Again, many factors played into Santorum's resurgence in a very good week for his campaign. Newt's implosion, the revulsion of the voters with the negative campaigning of Mitt and Newt, Santorum's positive message and strong debate performance, his strategy of skipping Nevada, Obama's Catholic fiasco, and last but not least, the persistence of the "Not Romney" contingent, all played a part. I hesitate to say it, but if Newt is not dead, he is at least mortally wounded, and the "not Romney" vote has moved on to the last man standing (I don't see them considering Ron Paul an alternative). Though Missouri's "beauty contest" binds no delegates, I'm pretty sure this is the first primary any candidate has cracked the 50% barrier, and it wasn't Romney. Suddenly Santorum is tied for the lead in national polls. Mitt had better hope that Newt doesn't see the writing on the wall and decide to cut his losses any time soon. No doubt Romney and others will drag out the mudslinging before long, but Santorum might be a little too squeaky clean for that to be effective. So far the knocks they have on him are pretty weak, and a little contrived.

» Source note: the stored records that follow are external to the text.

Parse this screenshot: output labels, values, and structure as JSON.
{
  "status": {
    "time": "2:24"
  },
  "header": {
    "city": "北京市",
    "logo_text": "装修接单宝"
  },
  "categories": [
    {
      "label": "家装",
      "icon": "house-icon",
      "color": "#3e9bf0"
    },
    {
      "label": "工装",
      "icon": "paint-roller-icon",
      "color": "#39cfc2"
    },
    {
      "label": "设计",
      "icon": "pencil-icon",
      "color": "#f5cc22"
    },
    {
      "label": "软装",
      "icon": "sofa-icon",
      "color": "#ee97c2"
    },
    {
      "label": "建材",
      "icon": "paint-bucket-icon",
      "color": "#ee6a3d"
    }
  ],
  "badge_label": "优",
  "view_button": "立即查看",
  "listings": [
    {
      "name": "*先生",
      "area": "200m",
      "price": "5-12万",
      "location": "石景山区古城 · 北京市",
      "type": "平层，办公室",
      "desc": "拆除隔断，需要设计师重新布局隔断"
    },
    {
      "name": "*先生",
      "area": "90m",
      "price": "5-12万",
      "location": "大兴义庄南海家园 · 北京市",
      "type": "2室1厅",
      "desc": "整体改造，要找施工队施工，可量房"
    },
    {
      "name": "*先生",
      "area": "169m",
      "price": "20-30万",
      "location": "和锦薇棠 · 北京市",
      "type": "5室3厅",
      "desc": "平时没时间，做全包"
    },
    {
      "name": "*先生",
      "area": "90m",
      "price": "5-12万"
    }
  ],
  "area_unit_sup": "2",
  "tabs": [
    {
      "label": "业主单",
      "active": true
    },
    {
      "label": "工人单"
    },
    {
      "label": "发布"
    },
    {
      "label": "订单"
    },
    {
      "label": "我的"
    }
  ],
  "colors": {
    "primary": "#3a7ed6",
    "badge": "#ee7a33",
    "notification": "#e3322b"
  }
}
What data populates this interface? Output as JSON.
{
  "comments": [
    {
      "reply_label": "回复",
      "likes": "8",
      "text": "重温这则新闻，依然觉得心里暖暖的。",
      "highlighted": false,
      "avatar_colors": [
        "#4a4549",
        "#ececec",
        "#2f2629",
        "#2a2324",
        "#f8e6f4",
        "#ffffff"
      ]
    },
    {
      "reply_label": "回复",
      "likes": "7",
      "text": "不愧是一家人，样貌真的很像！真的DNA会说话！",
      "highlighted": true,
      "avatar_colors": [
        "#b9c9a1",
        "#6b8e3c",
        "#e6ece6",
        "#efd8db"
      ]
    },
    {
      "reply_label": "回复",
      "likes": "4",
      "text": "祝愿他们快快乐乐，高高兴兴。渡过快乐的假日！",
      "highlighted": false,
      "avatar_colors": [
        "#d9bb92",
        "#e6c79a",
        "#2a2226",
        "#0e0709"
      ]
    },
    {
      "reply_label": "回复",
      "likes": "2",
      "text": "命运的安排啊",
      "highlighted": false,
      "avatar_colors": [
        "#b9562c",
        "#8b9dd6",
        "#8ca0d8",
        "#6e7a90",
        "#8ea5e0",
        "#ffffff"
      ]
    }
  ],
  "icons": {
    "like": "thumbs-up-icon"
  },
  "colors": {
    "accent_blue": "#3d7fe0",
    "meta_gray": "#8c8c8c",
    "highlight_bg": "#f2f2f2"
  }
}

It might be a different story in the general election, as Santorum seems to feed into what appears to be the Democratic strategy of "divide and conquer", or perhaps more accurately "polarize and plunder". What seemed to be an absurd line of questioning by George Stephanopoulis back in one of the early debates regarding whether it would be constitutional for a state to ban contraception, now appears to have been a "reporter" advancing an agenda with a little "inside information". It seems to be the strategy of the Obama team to move the contest out of the past (his record), and into the future (more hope and change). The controversy with the Catholic Church was less about the mandate, something that didn't need to be addressed before the election at all; and more about cementing the "women vote" and energizing the "liberal" vote by introducing a polarizing issue into the marketplace. Look for this to continue with things like combat roles for women and other wedge issues such as same-sex marriage, tax policy, immigration, and budgetary matters. The modus operandi will be to introduce controversial issues into the public forum (often needlessly), in order to force the Republicans to take a stand and alienate large segments of the electorate. But in so doing doesn't the Obama team risk alienating many people themselves? Yes, but as the polls showed with the Catholic controversy, he believes he can gain more than he loses, and then possibly win back a few by walking it back a bit. The strategy is to divide the nation into groups, beyond just political party, and then to make those divisions intense enough to pull out the vote. It's an "all in" strategy; a risky one, but the alternative is to check with a losing hand. Of course Santorum would be the perfect foil for such a strategy. On the other hand, the only way to win an "all in" wager is to go "all in" yourself.
IMHO: Prognostications on the primaries have proven to be risky business indeed. My apologies to Mr. Santorum on the premature pronouncement of his demise. The reports of his death appear to have been greatly exaggerated. Don't mind me; I'm a Giants fan, but I picked the Patriots to win the Super Bowl!